D’une certaine manière ce film est anonyme, signé Bryan Singer mais réalisé en bonne partie par Dexter Fletcher, et étroitement supervisé par les membres survivants du groupe. Or l’anonymat est le travers ordinaire du biopic d’artiste, puisque celui qui accepte d’écrire la légende dorée renonce fatalement à être un artiste, l’art étant en quelque sorte déjà absorbé, accaparé, épuisé, par le sujet même. Philippe Sollers a écrit quelque part « comprendre c’est égaler » à propos de je ne sais plus laquelle de ses idoles, Sollers se prenait sans doute pour l’égal de Mozart sous prétexte qu’il écrivait sur Mozart, et je crois que c’est une grosse niaiserie. Comprendre n’est pas égaler. Un texte de Sollers sur Mozart n’est pas du Mozart. Le film de Singer ou de je-ne-sais-quel-Alan-Smithee sur n’importe quelle idole n’est pas de l’art non plus.

Toutefois j’ai noté deux séquences intéressantes du point de vue de la mise en scène, deux scènes qui réellement expérimentaient quelque chose, deux scènes où l’art affleure et dépasse légèrement leur propos, et c’est mieux que rien.

Primo la conférence de presse lors de la sortie de l’album Hot Space, lorsque les journalistes ne posent que des questions sur la vie privée, scène filmée de façon très oppressante et qui joue sur la focale, sur le flou, sur le rythme, etc…
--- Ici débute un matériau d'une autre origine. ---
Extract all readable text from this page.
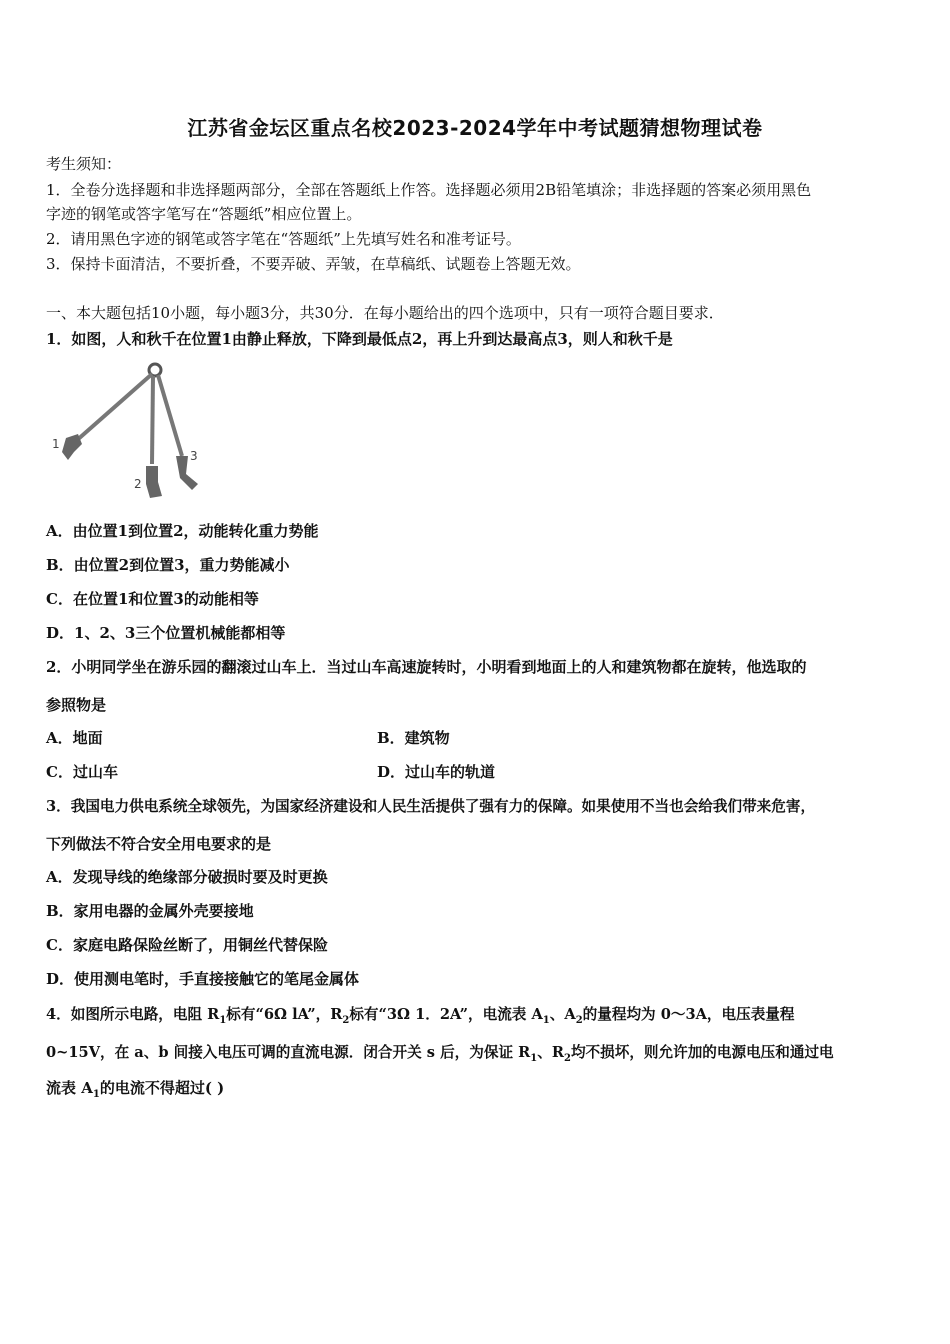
江苏省金坛区重点名校2023-2024学年中考试题猜想物理试卷
考生须知：
1．全卷分选择题和非选择题两部分，全部在答题纸上作答。选择题必须用2B铅笔填涂；非选择题的答案必须用黑色
字迹的钢笔或答字笔写在“答题纸”相应位置上。
2．请用黑色字迹的钢笔或答字笔在“答题纸”上先填写姓名和准考证号。
3．保持卡面清洁，不要折叠，不要弄破、弄皱，在草稿纸、试题卷上答题无效。
一、本大题包括10小题，每小题3分，共30分．在每小题给出的四个选项中，只有一项符合题目要求．
1．如图，人和秋千在位置1由静止释放，下降到最低点2，再上升到达最高点3，则人和秋千是
1
2
3
A．由位置1到位置2，动能转化重力势能
B．由位置2到位置3，重力势能减小
C．在位置1和位置3的动能相等
D．1、2、3三个位置机械能都相等
2．小明同学坐在游乐园的翻滚过山车上．当过山车高速旋转时，小明看到地面上的人和建筑物都在旋转，他选取的
参照物是
A．地面	B．建筑物
C．过山车	D．过山车的轨道
3．我国电力供电系统全球领先，为国家经济建设和人民生活提供了强有力的保障。如果使用不当也会给我们带来危害，
下列做法不符合安全用电要求的是
A．发现导线的绝缘部分破损时要及时更换
B．家用电器的金属外壳要接地
C．家庭电路保险丝断了，用铜丝代替保险
D．使用测电笔时，手直接接触它的笔尾金属体
4．如图所示电路，电阻 $R_1$标有“6Ω lA”，$R_2$标有“3Ω 1．2A”，电流表 $A_1$、$A_2$的量程均为 0～3A，电压表量程
0~15V，在 a、b 间接入电压可调的直流电源．闭合开关 s 后，为保证 $R_1$、$R_2$均不损坏，则允许加的电源电压和通过电
流表 $A_1$的电流不得超过( )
Deuxio la scène très brève où Freddie traverse un couloir (d’un hôpital ? d’un dispensaire ?), il vient d’apprendre qu’il a le sida et commence à se soigner. Il passe sans même le voir devant un jeune homme assis, émacié, portant une tâche sur le front, attendant son tour, plus avancé que lui dans la maladie. Le jeune homme reconnait le chanteur et lui lance alors qu’il l’a dépassé et s’apprête à sortir, l’appel que Freddie utilisait pour jouer avec son public sur scène : « Eh-Oh ! ». Freddie s’immobilise, mais ne se retourne pas. Il a toutefois légèrement tourné la tête, il est de trois-quarts dos. Il répond sur le même ton : « Eh-Oh ! » (gimmick, au fait, que Freddie avait volé à Harry Belafonte… de même que le célébrissime riff de basse d’Another one bites the dust est chourré à Rapper’s delight… mais peu importe, un biopic sert à valoriser et fictionnaliser le génie singulier d’un individu et n’est pas le lieu où l’on révèle les plagiats). En deux notes dans le couloir le lien entre la star de dos et le garçon assis est établi, réciproque. Pour moi cette scène minuscule est la plus belle, la plus émouvante du film, et elle invente quelque chose à partir d’une anecdote dont on se fiche pas mal de savoir si elle est réelle, elle joue avec les moyens propres du cinéma sur une immense palette, elle parle en une seule image de la notoriété, la maladie, l’angoisse, la solidarité, le réconfort, la timidité, la marginalité, la fatalité, la joie de la musique… et le show qui must go on.

Je sauve deux scènes : tu constates que je ne suis pas du tout sévère et que je ne boude pas mon plaisir.